A destra di nessuna sinistra

Stefano Vaj

Raramente mi occupo, quando non mi limito a commentare interventi altrui, del teatrino della politica politicante italiana. Ma anche coloro che sono meno appassionati del soggetto non possono fare a meno di riscontrare, come accade per il calcio in occasione dei campionati mondiali, un periodico riaccendersi di pubblico interesse per il tema; e nulla in questo tema colpisce l’attenzione come il retroscena costante del conflitto tra le le due “culture di destra” che continuano a contendersi l’opinione pubblica nostrana, ed intorno a cui ruotano gran parte dei tentativi delle fazioni di palazzo di trovare sponda per i rispettivi giochi.

La prima cultura, che al suo meglio si vorrebbe magari liberista, machiavellica, garantista, libertina, rampante, ma che per i suoi critici si rivela molto più spesso corrotta, clericale, mafiosa, faccendiera, mercenaria, è ovviamente quella berlusconiana.
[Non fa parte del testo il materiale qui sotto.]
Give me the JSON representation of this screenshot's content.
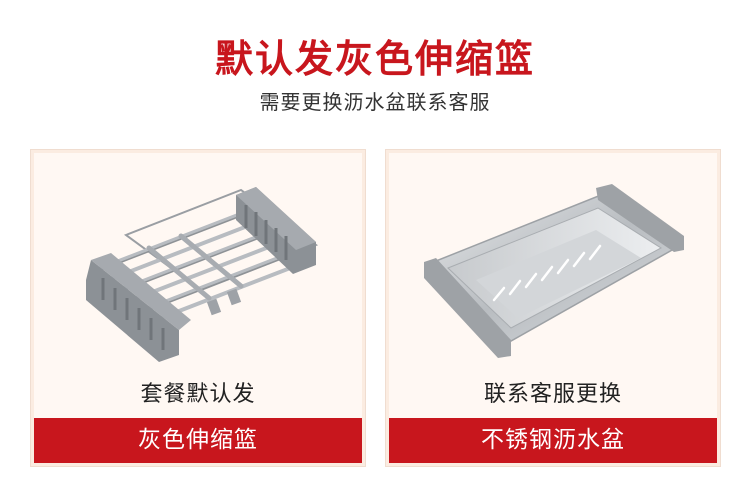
{
  "header": {
    "title": "默认发灰色伸缩篮",
    "subtitle": "需要更换沥水盆联系客服"
  },
  "cards": [
    {
      "label": "套餐默认发",
      "banner": "灰色伸缩篮",
      "image_icon": "gray-extendable-drain-basket-icon"
    },
    {
      "label": "联系客服更换",
      "banner": "不锈钢沥水盆",
      "image_icon": "stainless-steel-drain-tray-icon"
    }
  ],
  "colors": {
    "accent": "#c8161d",
    "card_bg": "#fff8f3",
    "text": "#222222"
  }
}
La seconda, forcaiola, perbenista, demagogica, legalista, paternalista, vagamente neoluddita, ma per molti oggi troppo vicina ad ambienti che almeno un tempo non facevano della legalità borghese esattamente l’unico loro ideale, è ovviamente quella dipietrina. Populista e bonapartista la prima, popolaresca e vandeana la seconda, riescono indubbiamente a porre il loro scontro al centro quanto meno sociologico della vita politica del paese, in parte oscurando o marginalizzando altre sensibilità, esigenze e spartiacque che per taluni potrebbero rivestire molto più interesse. Ad esempio in materia di giustizia sociale, sovranità, laicità, identità, moneta, autodeterminazione, federalismo, sussidiarietà, controllo dei mezzi di produzione, libertà di ricerca, etc.
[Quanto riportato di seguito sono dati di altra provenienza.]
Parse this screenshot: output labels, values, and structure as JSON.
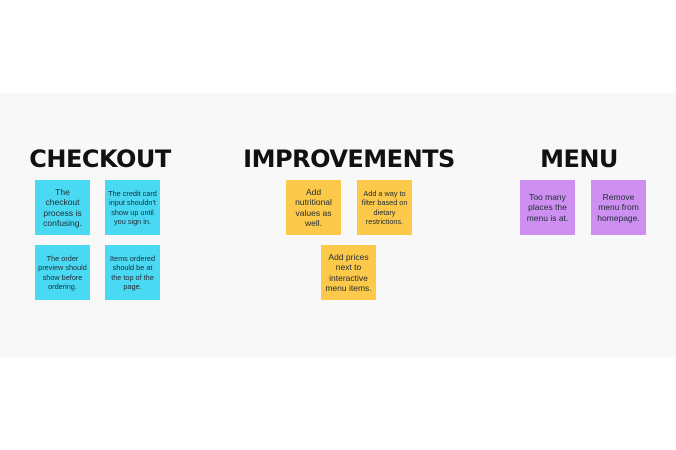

Non che appunto non si sprechino le critiche per queste due culture, forse soprattutto per la loro inadeguatezza a farsi da adeguata cinghia di trasmissione alla reale struttura di potere, locale e internazionale, che continua a dominare la società italiana, così da mantenere il sistema in una (relativa) crisi permanente, di cui ci si può compiacere o meno, ma che rappresenta senza dubbio una delle principali anomali italiane nell’ambito ad esempio del G8. C’è spazio tra di esse per una terza (e secondo altri “vera”) destra? Naturalmente parliamo della possibile destra declinata su un “patriottismo costituzionale” vagamente gollista, e nella realtà fondata più sulla “political correctness” definita dalle istituzioni, dai media, dalle burocrazie atlantiche ed europee, e dalle élites locali, che su un “popolo” di riferimento come le altre due…

Chi vivrà vedrà. Ma quello che davvero colpisce è come la quasi totalità dei commentatori si accanisca a considerare questione centrale quello che potrebbe o dovrebbe essere e diventare la “destra” o la “democrazia liberale”, laddove quasi nessuno sembra preccupato dalla sostanziale estinzione in Italia di una qualsiasi “sinistra” propriamente detta o se è per questo di una  qualsiasi visione diversa della democrazia medesima (ad esempio… socialista, nei numerosi e vari significati che la parolaccia può rivestire).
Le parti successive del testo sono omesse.